Représentant le Bâtonnier
Christian Charrière-Bournazel, Rachel Lindon et Matthieu
Brochier, 4ème et 6ème Secrétaires, se sont
rendus à Phnom-Penh au Cambodge pour assister aux audiences de
plaidoirie dans l'affaire concernant Douch, ancien khmer rouge accusé
de crimes contre l'humanité pour avoir dirigé le centre
S21. Ils livrent leurs impressions quotidiennes.
La
journée du 26 novembre 2009 a été marquée
par la plaidoirie de François Roux, avocat à
Montpellier, pour Douch.
Pour sa dernière plaidoirie
avant de rejoindre la direction de la défense du Tribunal
spécial pour le Liban, Francois Roux a pris la parole pendant
4 heures.
Il a d'abord fait comprendre qu'il aurait voulu
plaider coupable pour Douch, mais qu'il en était empêché
depuis l'inattendue demande d'acquittement, formulée par la
veille par son confrère cambodgien. Francois Roux a tout de
même insisté sur la reconnaissance par son client de sa
responsabilité.
Il a évoqué l'affaire
Obrenovic, haut militaire impliqué dans les massacres de
Sebrenica, au cours de laquelle le Procureur avait tenu compte dans
ses réquisitions de la coopération de l'accusé
et de sa reconnaissance de responsabilité. Francois Roux a
fait diffuser une vidéo des réquisitions dans l'affaire
Obrenovic, dans laquelle on voit le Procureur particulièrement
ému quand il prend la parole et remercie Obrenovic d'avoir
participé à la recherche de la vérité.
Francois Roux a expliqué que les réquisitions dans
l'affaire Douch auraient dû être similaires, mais que
l'accusation, en requérant "violemment contre un homme à
genoux", s'était "trompé de
procès".
L'avocat a surtout dénoncé
le discours classique et "usé" de l'accusation, qui
se contente d'affirmer que le mis en cause est un criminel dangereux
qui mérite d'être exclu de la société et
emprisonné. Selon Maître Roux, les co-procureurs ont
évité la vraie question : il aurait été
nécessaire d'élever le débat de part et d'autre
de la barre, afin que ce procès aide à déterminer
comment un homme bon a pu devenir un bourreau. C'est à cette
condition seulement que le procès et la peine pourraient être
exemplaires.
L'avocat a insisté sur le fait que Douch
n'était pas un dirigeant du parti des khmers rouges, qu'il
avait servi un parti révolutionnaire et qu'il était
persuadé d'oeuvrer pour le bien de son pays avant de réaliser
qu'il participait à une entreprise criminelle. Francois Roux
est revenu sur les regrets sincères émis par son
client, qui s'est même effondré en larmes lors de la
reconstitution des faits au camps S21.
L'avocat français
a voulu démontrer que le seul crime dont son client pouvait
être coupable est celui d'avoir obéi aux ordres de ses
supérieurs: un crime "d'obéissance ou de
soumission", illustrant ses propos par des travaux de
philosophes tels que La Boétie ou Arendt.
François
Roux a enfin plaidé la peine, rappelant les circonstances
atténuantes applicables en l'espèce : les ordres reçus,
les regrets exprimés, la coopération et l'avis des
experts selon lesquels Douch est réinserable.
Francois
Roux a conclu en demandant si un homme condamné pour
crime contre l'humanité pouvait être réinséré
et si Douch pouvait être aujourd'hui utile à l'humanité.

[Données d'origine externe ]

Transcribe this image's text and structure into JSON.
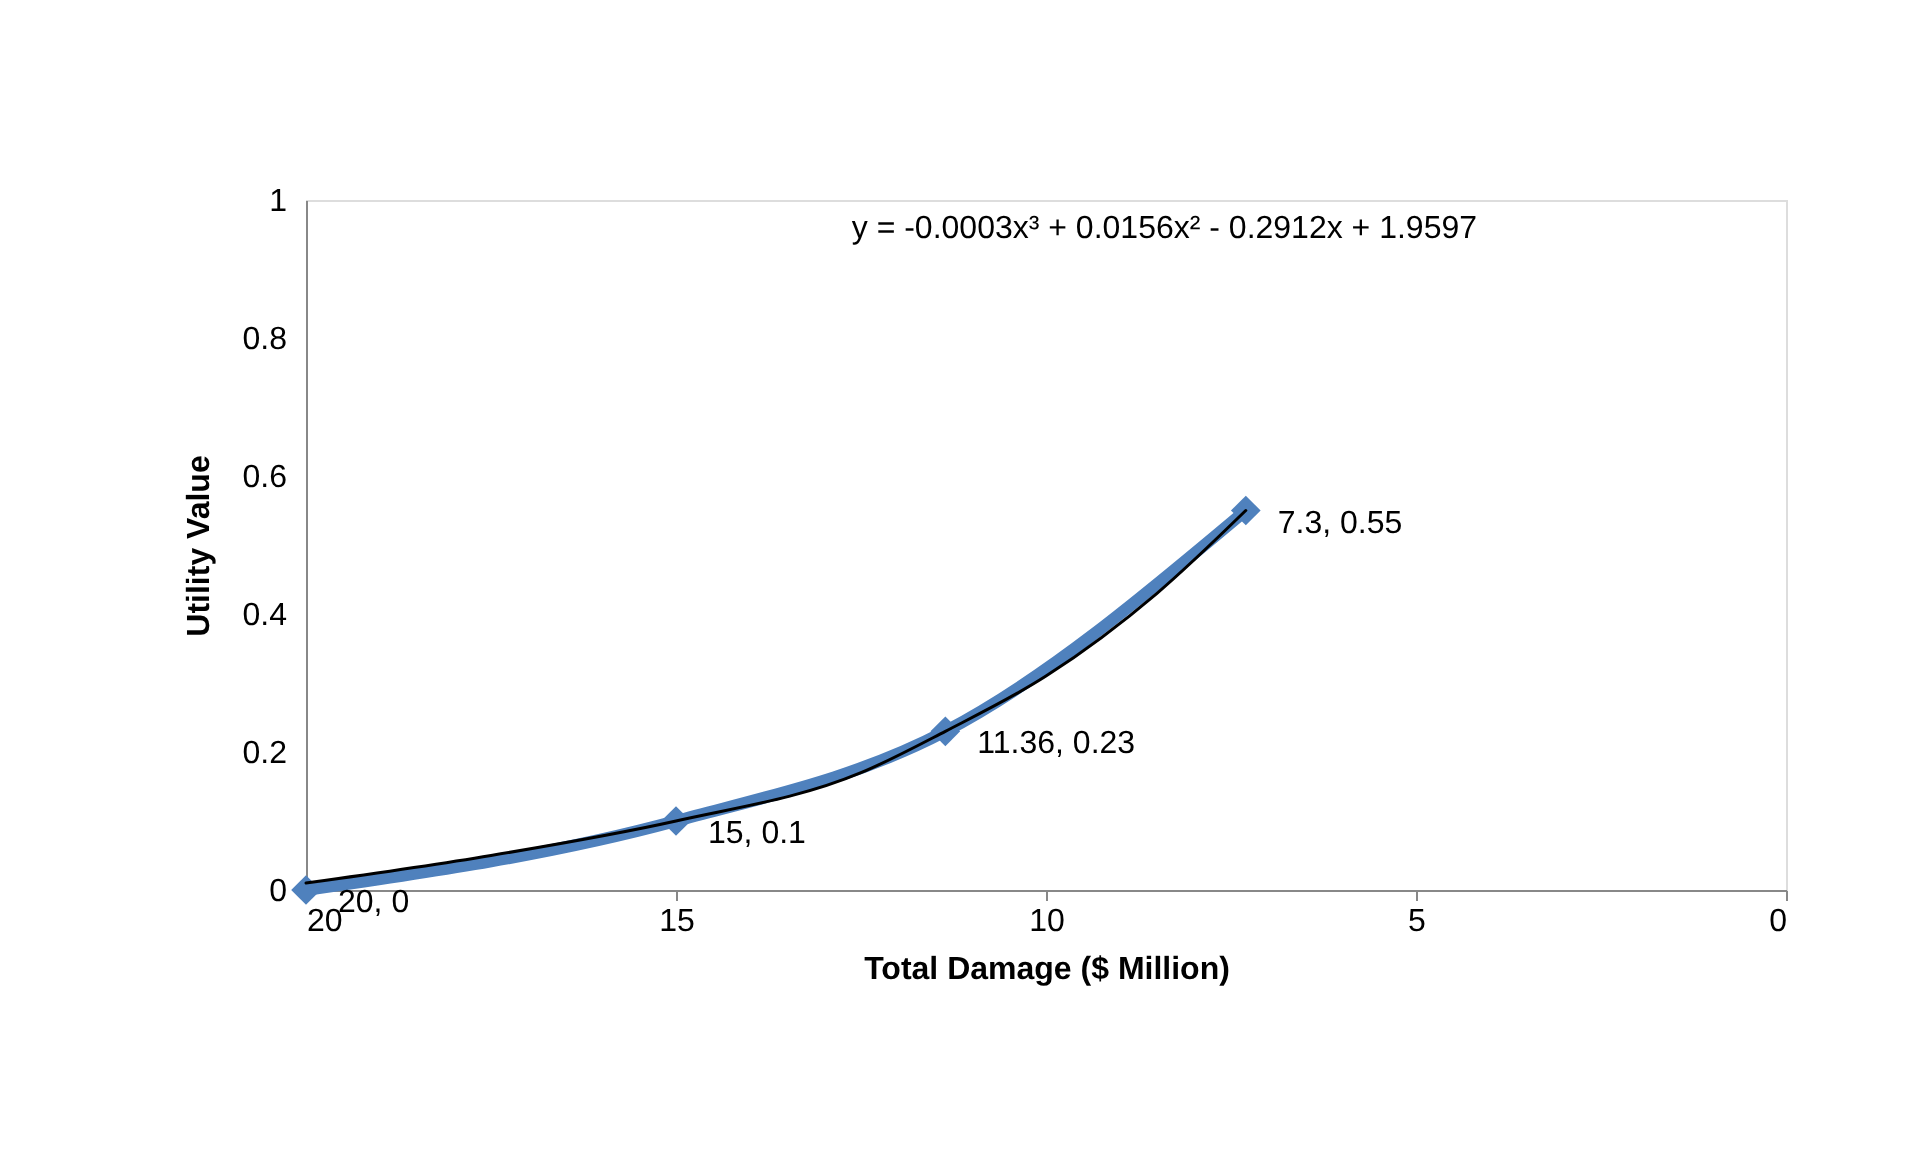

L'avocat a répondu par l'affirmative aux deux questions,
rappelant qu'Obrenovic avait été condamné à
17 ans de prison et Albert Sperr (ministre d'Hitler) à 20 ans
de réclusion.
La procédure devant les CETC
prévoit des répliques pour chaque partie. Les parties
civiles ont ainsi eu 1 heure pour répondre aux avocats de
Douch. Demain matin, les co-procureurs reprendront la parole, avant
de la laisser une dernière fois à la défense.